Evolving a healthcare brand

Mitchell

By Cassandra Mitchell

As competition and consumer choice in healthcare providers continue to grow, healthcare brands are more important than ever. That was our message a year ago, and remains our message today. We realized our brand, Hospice of the Bluegrass, no longer represented who we were, or the variety of ways we provide care. Our brand also limited our growth beyond our legacy service of hospice. We knew our brand had to evolve to reflect our current service offerings and future services while not losing the historical brand equity we had built in the last 39 years.

Although a challenge, we knew now was the time, and in February 2017, we launched Bluegrass Care Navigators. So, what’s happened with our brand evolution since then? What outcomes have we seen so far? What lessons have we learned?

The Backstory

Consumers, providers and our own team repeatedly told us our hospice-anchored name was a barrier to thinking about and calling for service beyond hospice, sometimes even hospice itself. And during the last 15 years, we’d been evolving into a continuum of post-acute services including personal care and private duty, transitional care, palliative and grief with many outside our organization knowing nothing about them. With consumers and providers pointing in the direction of change, we made the decision to proceed with rebranding. Three key elements have guided us thus far: research, credibility and strategy.

Research

In the fall of 2015 and winter of 2016, we completed a series of focus groups. We asked a variety of questions to understand what was known about our organization and our services, our associated characteristics and traits, barriers and opportunities.

Common descriptors included care, trust, compassion and expertise. We also learned that if folks didn’t know us by Hospice of the Bluegrass, they knew us as Bluegrass Hospice. This set the stage for thinking about our brand name, image and tagline and led us to bringing the legacy of Bluegrass into our new name, using key descriptors in our tagline and designing our icon to represent our pathways to and from care.

Credibility

We mentioned trust and expertise, and found these components carried through when associated with all our services. Because folks perceived Hospice of the Bluegrass as a trusted source for expert, compassionate care, they also believed we’d provide the same in any other service we offered.

As we began to message our consumers, providers and community at large, we reinforced, “We are still the same folks providing the same great care, with new services to offer.” This message has been woven into every piece of material produced to date, and is part of any conversation we have.

Strategy

When thinking about how we would bring all services under one umbrella, we decided a master brand approach was best for us. It allowed us to bring an important part of our legacy, Bluegrass, into our new brand while also allowing us to articulate the variety of care services offered. Our comprehensive plan included proactive communication of the pending name change, communication of the name change, and structured messaging through a variety of media including education, outreach, traditional, digital and social.

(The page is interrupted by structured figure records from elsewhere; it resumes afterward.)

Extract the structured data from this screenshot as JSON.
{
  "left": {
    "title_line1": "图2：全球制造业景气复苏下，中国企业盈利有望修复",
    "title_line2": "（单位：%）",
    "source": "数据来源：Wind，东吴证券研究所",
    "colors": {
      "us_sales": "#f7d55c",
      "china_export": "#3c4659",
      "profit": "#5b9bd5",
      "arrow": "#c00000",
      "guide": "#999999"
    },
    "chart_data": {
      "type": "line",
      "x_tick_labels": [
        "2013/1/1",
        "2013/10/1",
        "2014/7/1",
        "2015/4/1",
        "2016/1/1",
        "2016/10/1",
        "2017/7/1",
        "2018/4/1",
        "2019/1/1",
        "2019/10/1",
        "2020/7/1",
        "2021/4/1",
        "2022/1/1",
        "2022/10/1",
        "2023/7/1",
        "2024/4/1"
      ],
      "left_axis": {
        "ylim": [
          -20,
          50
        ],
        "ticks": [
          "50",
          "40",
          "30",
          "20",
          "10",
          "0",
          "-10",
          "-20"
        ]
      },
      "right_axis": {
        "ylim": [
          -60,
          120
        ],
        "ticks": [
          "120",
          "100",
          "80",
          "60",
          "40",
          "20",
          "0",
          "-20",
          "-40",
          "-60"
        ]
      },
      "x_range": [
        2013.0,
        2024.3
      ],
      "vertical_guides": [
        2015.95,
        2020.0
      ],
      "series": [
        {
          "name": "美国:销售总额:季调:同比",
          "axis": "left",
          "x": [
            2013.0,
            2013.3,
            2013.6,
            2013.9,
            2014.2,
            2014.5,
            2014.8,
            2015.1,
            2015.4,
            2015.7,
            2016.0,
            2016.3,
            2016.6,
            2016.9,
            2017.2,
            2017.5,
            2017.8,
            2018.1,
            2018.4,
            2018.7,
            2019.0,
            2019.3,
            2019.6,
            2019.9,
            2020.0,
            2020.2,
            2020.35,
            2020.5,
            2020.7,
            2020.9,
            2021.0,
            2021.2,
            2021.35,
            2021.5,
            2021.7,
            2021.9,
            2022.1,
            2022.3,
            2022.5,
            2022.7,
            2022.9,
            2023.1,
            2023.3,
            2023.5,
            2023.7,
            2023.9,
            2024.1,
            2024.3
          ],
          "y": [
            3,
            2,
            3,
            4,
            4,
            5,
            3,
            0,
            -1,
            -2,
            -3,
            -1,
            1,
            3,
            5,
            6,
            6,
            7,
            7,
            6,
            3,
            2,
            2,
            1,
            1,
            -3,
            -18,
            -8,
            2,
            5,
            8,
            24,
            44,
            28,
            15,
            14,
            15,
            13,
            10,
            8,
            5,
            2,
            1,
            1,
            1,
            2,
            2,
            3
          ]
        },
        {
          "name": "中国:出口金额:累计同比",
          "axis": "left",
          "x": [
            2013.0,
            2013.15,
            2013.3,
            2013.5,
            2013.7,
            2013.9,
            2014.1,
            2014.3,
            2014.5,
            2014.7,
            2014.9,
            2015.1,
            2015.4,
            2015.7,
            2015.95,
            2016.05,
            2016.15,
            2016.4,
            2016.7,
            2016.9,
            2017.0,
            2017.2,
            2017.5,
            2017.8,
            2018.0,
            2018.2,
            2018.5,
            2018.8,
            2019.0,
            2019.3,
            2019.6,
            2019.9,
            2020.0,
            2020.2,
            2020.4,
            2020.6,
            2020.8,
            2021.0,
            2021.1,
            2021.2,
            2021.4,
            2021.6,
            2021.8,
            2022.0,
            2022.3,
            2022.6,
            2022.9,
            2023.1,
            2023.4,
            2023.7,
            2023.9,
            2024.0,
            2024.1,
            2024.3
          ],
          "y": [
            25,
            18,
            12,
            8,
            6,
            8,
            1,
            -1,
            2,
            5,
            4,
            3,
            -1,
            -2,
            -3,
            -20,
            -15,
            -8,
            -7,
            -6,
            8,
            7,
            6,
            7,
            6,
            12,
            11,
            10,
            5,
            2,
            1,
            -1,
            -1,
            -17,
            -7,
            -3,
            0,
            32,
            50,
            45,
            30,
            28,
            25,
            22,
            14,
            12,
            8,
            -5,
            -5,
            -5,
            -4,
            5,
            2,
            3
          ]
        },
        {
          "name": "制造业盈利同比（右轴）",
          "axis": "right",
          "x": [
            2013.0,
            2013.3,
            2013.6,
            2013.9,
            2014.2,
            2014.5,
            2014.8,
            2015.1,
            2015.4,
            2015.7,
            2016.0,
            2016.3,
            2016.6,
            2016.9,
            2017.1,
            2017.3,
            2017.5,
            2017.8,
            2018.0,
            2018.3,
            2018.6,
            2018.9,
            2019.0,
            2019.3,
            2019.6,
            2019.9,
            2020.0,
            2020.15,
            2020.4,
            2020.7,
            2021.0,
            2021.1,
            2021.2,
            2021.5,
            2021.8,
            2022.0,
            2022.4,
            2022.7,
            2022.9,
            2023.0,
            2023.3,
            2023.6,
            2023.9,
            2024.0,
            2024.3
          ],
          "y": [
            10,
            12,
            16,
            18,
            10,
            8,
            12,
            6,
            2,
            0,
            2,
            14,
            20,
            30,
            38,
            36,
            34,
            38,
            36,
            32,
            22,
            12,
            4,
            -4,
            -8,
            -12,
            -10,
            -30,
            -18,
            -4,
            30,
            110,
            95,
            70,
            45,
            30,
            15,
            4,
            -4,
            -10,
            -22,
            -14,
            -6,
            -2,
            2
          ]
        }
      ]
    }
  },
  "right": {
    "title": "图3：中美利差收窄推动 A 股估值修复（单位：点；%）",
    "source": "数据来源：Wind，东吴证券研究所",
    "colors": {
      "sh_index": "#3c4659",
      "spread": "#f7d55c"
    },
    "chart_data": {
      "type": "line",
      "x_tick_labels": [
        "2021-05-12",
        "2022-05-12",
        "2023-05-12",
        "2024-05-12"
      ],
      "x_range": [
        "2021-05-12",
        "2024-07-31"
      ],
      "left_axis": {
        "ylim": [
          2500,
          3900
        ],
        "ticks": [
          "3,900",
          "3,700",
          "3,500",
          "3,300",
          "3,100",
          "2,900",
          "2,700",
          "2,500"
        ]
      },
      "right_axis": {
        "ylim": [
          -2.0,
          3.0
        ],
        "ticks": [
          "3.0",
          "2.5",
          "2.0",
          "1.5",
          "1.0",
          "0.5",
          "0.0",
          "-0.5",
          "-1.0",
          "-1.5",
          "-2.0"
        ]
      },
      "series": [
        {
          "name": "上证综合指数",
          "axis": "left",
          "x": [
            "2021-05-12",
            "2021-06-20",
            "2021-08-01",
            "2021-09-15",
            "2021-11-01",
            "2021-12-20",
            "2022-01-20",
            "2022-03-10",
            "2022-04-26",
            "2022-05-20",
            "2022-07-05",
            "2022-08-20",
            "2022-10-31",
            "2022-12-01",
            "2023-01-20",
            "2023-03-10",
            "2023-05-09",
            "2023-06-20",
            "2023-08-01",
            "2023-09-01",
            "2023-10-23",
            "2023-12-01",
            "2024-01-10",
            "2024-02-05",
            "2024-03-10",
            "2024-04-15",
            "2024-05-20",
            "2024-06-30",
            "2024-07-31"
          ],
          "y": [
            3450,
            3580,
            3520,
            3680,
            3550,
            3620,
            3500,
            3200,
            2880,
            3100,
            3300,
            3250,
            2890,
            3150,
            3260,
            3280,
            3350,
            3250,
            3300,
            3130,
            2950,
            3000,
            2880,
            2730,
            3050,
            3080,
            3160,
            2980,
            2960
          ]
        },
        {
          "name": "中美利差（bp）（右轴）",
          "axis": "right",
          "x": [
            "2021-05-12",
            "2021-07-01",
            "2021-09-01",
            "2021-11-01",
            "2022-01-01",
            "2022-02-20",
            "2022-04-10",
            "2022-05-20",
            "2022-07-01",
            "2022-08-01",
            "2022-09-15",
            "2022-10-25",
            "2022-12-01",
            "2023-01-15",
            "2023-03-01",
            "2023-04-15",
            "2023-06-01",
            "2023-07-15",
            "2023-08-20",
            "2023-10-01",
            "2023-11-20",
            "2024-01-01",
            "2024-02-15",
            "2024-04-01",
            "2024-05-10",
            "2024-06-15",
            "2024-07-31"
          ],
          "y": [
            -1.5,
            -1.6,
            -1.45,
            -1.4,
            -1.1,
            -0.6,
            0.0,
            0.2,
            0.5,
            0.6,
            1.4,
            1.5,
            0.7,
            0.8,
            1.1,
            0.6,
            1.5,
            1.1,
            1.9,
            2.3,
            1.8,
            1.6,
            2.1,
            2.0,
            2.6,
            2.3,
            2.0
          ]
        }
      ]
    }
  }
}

Now just six months in to the new brand, we know we have at least 12-18 more months of this messaging. It will be a test of endurance rather than a sprint, and the success of the rebrand will be determined by metrics established to measure results along the way.
Lessons Learned

First, a rebrand is not for the faint of heart. It’s large and complex, requiring tenacity as well as a commitment of human and financial capital. Yet, it is a labor of love when you are confident you can and are a service solution to the needs of so many.

Second, we got a lot of blank stares and then questions as we began to roll out the new brand. Questions like, “You did what?” and “Who are you now?” as well as, “Why… what happened to hospice?” and “Were you sold?” The consistent reinforcement of our “Why?” messaging has been key to answering these questions. We often see the light bulb go off as we explain all the service offerings, including the new ones for 2017 – adult day and home primary care. When you ask folks, “Would you ever have thought of calling a hospice for that?” the resounding response is “No, I get it now.”

Third, we have had to share repeatedly that our legacy hospice service has led us to this evolution and we will continue to serve and grow that program. When folks know us by hospice and suddenly we are named something else, they fear the service is going away. We have had to repeat often that our hospice program is here to stay.

Fourth, we would reinforce, this is a marathon rather than a sprint. We tire of the message long before consumers, providers and our community. Yet, it is imperative to keep up key, consistent messages through a variety of strategies across all audiences for an extended period.

In closing, six months into our new brand, we are continuing to grow. And we firmly believe that, without the new brand, we would continue to be perceived as a single service provider, limiting our ability to collaborate with payers, providers and consumers in our mission to provide care to the seriously ill and their families.

-Cassandra Mitchell is vice president of Marketing & Business Development at Bluegrass Care Navigators.